Friendship articles

Requiem For a Friend

Requiem For a Friend

Sally Melita Griffiths (15 May 1960 – 12 August 2010)

It is a strange thing to lose a friend and suddenly realise how little you knew about the other people they were in contact with.

Sally Griffiths was always my ideal friend. We didn’t live in each other’s pockets or need to be on the phone every evening, but when we got together it was as if we hadn’t seen each other for, oh, five minutes or so! It was only when I heard that she was dead, that I suddenly realised how little I knew about her other friends. Over the years she mentioned names and activities, but I only met a few of her friends and I suspect that she may have had several groups of friends who didn’t overlap at all.

Her funeral is to be a family only affair and I am suddenly in the position of wanting to be there for her one more time, but having to respect their wishes and stay away. I understand their reasoning, it is a time of shock and horror, but it leaves me with little recourse other than trying to contact other people who knew her in order to hold some sort of celebration of her life.

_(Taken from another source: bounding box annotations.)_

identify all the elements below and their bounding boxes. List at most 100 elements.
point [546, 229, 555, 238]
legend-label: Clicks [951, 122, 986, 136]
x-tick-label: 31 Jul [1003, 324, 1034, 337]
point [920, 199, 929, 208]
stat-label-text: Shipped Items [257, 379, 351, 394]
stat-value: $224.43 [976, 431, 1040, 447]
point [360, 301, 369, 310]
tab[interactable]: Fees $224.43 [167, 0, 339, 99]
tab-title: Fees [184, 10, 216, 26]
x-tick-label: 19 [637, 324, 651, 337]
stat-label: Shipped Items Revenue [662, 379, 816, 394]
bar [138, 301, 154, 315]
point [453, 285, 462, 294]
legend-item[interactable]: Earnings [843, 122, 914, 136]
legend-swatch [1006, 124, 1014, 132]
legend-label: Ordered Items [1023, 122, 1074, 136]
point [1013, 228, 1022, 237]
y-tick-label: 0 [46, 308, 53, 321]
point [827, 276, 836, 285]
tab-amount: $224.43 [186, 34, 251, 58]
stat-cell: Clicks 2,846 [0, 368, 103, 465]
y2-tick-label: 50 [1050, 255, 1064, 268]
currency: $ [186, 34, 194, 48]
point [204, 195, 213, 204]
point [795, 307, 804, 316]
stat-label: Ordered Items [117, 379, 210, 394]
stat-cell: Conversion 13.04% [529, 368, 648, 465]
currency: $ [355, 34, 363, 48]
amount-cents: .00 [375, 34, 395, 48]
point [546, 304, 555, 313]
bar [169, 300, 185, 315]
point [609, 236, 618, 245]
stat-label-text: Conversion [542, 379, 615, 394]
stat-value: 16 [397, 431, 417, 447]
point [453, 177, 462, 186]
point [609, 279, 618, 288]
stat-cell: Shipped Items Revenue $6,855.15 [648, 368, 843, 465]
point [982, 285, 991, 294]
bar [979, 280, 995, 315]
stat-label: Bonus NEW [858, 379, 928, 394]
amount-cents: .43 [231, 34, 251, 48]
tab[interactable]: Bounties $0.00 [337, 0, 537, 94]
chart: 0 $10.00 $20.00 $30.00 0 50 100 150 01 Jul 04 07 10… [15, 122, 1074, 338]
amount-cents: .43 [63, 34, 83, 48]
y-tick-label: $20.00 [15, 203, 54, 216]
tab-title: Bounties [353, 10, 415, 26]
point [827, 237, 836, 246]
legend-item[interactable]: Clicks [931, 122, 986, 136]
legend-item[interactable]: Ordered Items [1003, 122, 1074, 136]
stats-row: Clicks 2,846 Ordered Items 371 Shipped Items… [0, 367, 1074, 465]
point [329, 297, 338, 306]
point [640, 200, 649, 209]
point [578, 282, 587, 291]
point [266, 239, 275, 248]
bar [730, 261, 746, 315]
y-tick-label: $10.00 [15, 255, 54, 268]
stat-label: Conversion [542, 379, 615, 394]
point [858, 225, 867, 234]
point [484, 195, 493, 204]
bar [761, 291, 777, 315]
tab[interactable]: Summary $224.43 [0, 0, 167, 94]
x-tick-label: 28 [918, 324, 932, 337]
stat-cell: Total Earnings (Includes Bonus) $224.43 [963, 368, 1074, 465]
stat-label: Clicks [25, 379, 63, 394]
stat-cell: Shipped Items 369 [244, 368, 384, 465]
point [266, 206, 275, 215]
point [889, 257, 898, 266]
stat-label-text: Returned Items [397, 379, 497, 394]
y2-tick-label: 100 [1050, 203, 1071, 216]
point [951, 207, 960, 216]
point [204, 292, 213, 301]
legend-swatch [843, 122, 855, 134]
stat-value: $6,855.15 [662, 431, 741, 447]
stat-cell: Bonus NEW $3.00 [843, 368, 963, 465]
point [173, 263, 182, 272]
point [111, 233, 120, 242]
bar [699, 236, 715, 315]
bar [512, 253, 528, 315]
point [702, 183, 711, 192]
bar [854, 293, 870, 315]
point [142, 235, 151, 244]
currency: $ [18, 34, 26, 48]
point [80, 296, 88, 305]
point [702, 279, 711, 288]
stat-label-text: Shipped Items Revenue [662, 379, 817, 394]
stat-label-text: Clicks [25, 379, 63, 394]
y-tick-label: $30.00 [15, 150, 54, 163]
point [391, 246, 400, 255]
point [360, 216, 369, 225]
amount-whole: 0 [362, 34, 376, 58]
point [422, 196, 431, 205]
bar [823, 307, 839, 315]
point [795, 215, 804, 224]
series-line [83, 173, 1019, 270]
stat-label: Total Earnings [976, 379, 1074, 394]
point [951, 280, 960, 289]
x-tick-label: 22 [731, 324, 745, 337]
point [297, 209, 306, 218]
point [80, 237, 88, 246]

I suppose I am looking for something practical to do. Her death was unexpected – more so because she was a spiritual and grounded person with so much to live for. Her choice leaves everyone else gasping for breath and shocked to the core.

The questions when something like this happens run round and round in your mind. ‘Could I have helped?’ ‘Was there anything I could have done?’ ‘When I visited her the day before she died, was she actually there and just not answering the door or her phones?’

Some people have friends who all live in the same area and have the same interests. They go to parties together, phone each other every day and share movie nights with a bottle of wine. Sally and I had our own interests. While I was doing the Open University, Sally was learning aromatherapy, studying astrology and moving on with her Reiki attunements. She mentioned people she had met and studied with, but the names meant little to me. I was more focused on the events she had taken part in than the names of people I didn’t know.

After twenty-two years of friendship I suddenly realise that Sally and I were special. Our bond was loose but strong. We met at work and got talking about our shared love of cats. From there a friendship built that worked for both of us. I expected our friendship to last forever. In my mind I always had a vision of us as old ladies. I actually feel cheated.

My partner and I have lost a few friends over the years to cancer and heart disease – things that make sense of a kind. But this makes no sense to me yet.

Suicide is the one thing that can’t be attributed to one cause, can’t be seen and can’t be prevented if someone really feels the time is right. I saw a documentary about Hunter S Thompson recently and he felt it was his right to decide the time of his death. However, his family knew this and accepted the possibility. When someone you have known for years, someone with a spiritual background, decides to die, it leaves a mountain of questions and no answers. Because of her diverse groups of friends I fear there may be people who never find out what happened to her and they will be left wondering. I know she wouldn’t have wanted that, but at some point her own needs were paramount, perhaps for the first time.

I may be rambling here, the shock is still too fresh and raw. I wonder how we come to terms with such a loss. I hope that I can reach people who knew her and gather together some of the threads of her life, but without even names I am struggling even before I begin.

All I can see to do right now is to get her name on the internet and hope that people will find it and contact me. It seems so little to show for 22 years of friendship and I suddenly feel that perhaps our special friendship wasn’t enough.

I know you can’t beat yourself up when something like this happens. Reasons for such actions are rarely clear to outsiders and it is hard to imagine such desperation in someone you love, but deep down I will always feel that I failed her in some way.